DONNE, Alfred. “De l'origine des globules du Sang, de leur mode de formation et de leur fin”, in Comptes Rendus,
volume 14, #10, pp 349-378, with Donne's paper on pp 366-368. This is the complete weekly issue, removed/detached
from a larger bound volume. Nice copy, in GOOD condition. Garrison & Morton #864. $175.00
- The first announcement of the discovery of blood platelets.

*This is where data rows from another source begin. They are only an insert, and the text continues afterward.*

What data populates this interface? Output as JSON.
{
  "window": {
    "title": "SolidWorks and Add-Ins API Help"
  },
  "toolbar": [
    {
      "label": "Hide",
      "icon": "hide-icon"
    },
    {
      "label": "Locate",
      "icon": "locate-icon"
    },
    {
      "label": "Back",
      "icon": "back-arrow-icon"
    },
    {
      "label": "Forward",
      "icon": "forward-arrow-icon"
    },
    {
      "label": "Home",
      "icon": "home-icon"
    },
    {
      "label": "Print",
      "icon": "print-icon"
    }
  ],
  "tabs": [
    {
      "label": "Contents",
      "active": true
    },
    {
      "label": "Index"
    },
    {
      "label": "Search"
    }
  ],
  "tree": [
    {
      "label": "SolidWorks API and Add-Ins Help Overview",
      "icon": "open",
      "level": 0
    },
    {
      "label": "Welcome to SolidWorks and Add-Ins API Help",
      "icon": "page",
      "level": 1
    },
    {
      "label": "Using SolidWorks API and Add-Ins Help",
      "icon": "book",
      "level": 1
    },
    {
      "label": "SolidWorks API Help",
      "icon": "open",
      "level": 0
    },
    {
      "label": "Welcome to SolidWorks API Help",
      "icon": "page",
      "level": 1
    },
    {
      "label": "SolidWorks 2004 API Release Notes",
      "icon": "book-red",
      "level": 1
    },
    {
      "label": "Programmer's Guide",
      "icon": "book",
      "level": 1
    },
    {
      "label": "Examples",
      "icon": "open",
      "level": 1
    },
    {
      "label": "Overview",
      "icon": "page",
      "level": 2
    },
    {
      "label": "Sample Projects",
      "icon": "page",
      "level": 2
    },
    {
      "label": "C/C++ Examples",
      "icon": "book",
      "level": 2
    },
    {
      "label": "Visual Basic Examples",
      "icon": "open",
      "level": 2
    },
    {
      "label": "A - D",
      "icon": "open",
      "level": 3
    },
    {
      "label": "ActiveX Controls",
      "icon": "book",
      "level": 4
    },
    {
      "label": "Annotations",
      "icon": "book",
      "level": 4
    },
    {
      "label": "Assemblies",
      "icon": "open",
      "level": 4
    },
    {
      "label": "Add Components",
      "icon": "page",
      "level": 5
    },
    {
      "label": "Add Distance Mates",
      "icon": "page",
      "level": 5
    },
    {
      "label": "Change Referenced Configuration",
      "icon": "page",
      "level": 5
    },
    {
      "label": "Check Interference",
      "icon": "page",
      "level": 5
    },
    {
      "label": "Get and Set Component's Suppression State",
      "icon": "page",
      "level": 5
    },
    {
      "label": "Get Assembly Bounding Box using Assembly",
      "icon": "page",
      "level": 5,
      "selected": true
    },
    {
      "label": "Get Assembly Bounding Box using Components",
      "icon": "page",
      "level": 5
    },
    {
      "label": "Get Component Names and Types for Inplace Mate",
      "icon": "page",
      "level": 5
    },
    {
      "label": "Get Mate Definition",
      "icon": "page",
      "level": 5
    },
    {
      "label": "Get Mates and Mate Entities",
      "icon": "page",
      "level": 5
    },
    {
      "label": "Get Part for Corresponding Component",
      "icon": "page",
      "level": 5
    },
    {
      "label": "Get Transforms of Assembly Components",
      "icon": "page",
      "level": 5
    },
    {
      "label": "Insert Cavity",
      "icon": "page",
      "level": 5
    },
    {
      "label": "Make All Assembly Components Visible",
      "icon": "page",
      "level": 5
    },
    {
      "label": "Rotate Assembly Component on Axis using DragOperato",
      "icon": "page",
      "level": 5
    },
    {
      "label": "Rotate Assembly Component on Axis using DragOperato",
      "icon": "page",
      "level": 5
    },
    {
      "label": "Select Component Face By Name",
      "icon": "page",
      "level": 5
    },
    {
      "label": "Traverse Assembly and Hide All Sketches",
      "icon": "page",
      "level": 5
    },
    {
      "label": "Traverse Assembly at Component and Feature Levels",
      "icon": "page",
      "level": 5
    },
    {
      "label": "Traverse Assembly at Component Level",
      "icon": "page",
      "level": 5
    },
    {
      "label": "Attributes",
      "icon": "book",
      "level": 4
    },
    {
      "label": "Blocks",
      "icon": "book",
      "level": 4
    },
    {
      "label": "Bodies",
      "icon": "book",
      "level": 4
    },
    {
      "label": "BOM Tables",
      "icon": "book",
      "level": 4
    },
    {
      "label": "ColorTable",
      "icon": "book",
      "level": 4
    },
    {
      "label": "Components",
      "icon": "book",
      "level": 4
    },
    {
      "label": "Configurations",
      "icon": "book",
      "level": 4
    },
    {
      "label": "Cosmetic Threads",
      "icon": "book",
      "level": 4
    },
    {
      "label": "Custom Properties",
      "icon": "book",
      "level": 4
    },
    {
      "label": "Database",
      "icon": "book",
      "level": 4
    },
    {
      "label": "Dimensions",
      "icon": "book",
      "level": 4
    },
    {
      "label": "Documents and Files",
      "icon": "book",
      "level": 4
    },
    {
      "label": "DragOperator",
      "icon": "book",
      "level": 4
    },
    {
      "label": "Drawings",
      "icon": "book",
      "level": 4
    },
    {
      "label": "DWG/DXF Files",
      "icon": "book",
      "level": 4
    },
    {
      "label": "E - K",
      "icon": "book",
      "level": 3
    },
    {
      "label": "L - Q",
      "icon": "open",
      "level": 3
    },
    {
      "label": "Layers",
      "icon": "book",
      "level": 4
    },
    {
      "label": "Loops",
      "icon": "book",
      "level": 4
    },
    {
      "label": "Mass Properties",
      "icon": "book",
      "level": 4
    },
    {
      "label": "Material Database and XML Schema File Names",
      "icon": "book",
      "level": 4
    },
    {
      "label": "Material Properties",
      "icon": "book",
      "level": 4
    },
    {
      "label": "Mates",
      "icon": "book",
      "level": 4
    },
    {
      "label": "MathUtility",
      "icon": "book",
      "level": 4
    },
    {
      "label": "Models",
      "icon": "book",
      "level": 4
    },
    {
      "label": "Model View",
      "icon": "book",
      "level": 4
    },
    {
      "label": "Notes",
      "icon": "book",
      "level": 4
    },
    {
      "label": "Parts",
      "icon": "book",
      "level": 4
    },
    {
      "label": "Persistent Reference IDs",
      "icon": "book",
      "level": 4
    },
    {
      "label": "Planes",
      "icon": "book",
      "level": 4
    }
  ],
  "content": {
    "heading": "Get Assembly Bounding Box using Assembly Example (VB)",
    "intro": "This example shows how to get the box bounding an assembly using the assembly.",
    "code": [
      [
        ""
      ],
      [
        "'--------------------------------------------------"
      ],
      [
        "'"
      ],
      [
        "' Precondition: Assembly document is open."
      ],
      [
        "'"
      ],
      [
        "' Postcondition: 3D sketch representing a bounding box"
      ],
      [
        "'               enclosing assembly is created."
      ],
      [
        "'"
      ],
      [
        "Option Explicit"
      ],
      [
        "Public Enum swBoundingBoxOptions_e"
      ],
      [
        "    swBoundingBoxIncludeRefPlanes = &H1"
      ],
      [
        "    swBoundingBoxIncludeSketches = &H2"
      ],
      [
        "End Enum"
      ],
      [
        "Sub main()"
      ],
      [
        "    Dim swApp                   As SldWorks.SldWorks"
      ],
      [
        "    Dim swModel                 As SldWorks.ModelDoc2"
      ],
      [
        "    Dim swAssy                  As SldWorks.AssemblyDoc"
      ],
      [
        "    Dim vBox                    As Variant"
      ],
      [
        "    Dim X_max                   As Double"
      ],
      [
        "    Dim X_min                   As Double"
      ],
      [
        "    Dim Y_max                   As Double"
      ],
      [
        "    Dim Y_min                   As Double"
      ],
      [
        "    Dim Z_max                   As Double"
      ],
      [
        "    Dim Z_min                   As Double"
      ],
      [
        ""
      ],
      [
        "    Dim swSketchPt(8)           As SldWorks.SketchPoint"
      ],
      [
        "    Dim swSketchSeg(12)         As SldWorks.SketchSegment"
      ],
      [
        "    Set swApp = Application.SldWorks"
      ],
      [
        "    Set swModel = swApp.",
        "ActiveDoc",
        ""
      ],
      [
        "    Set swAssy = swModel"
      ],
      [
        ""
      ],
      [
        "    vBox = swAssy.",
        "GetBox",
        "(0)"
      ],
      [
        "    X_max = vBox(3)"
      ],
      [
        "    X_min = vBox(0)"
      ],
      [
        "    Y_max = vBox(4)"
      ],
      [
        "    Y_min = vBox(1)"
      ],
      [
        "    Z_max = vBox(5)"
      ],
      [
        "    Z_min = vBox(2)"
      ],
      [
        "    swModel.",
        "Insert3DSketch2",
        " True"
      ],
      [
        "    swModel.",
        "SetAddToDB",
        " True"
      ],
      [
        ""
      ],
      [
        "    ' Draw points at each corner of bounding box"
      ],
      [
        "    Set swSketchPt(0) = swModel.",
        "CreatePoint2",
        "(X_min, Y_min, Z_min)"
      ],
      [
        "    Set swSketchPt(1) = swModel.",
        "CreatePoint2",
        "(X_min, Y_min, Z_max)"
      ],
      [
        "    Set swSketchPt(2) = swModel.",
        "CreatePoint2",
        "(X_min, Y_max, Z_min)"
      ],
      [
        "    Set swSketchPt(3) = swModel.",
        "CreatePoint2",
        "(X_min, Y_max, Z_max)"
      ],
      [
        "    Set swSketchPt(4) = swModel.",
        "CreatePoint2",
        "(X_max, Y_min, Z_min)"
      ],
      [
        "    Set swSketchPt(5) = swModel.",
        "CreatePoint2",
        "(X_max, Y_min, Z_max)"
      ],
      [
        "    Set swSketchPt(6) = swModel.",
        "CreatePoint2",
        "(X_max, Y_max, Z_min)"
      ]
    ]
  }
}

Alfred Donne (1801-1878), physician, experimenter, microscopist and photographer, is best known for things other than what he should probably be best known for: his discovery of the third element of the blood, platelets. Donne had a wonderful vision, and was among the very first on the scene to write about and employ the spectacular invention of the daguerreotype in chemistry and microscopy. As a matter of fact Donne, along with his collaborator Leon Foucault, produced the very first engraved images of photomicrographs for his cytology paper of 1840. (He was also the first to use electricity in producing a medical illustration, and was among the first modern physicians to write on the great efficacy of mothers using their own milk in breast feeding their children.) The discovery of platelets paper of 1842--preceding two other works published in the same year--does indeed identify the new object, but actually fails to make a methodological examination of the new body, calling the new units "globulins du chyle" (or small globules derived from plasma). He also fails to make a drawing of what he saw; so, the combination of these two important elements asked the reader to accept his findings on faith, the tools of reproduction of his observations not being present. And so we remember Donne for some other significant things, and less so for his lightly-interpreted and un-illustrated "dots".
(Overall the history of the discovery of platelets is convoluted: Leewenhoek (1675) and Henson (1782) were the first to fully describe the “undefined” particles of the blood; Donne’s work was then more fully described by Beale in 1850, and then again (identified as “small corpuscles” by Zimmerman in 1860 and then again by Schultze in 1874 and Laptschinski (also in 1874). William Osler then enters the scene in 1880, followed by Giulio Bizzozzero who was the first, in the years 1881 -1882, to establish central role of platelets not only in physiological haemostasis, but also in thrombosis. Anyway it is a longish and not-clear history.)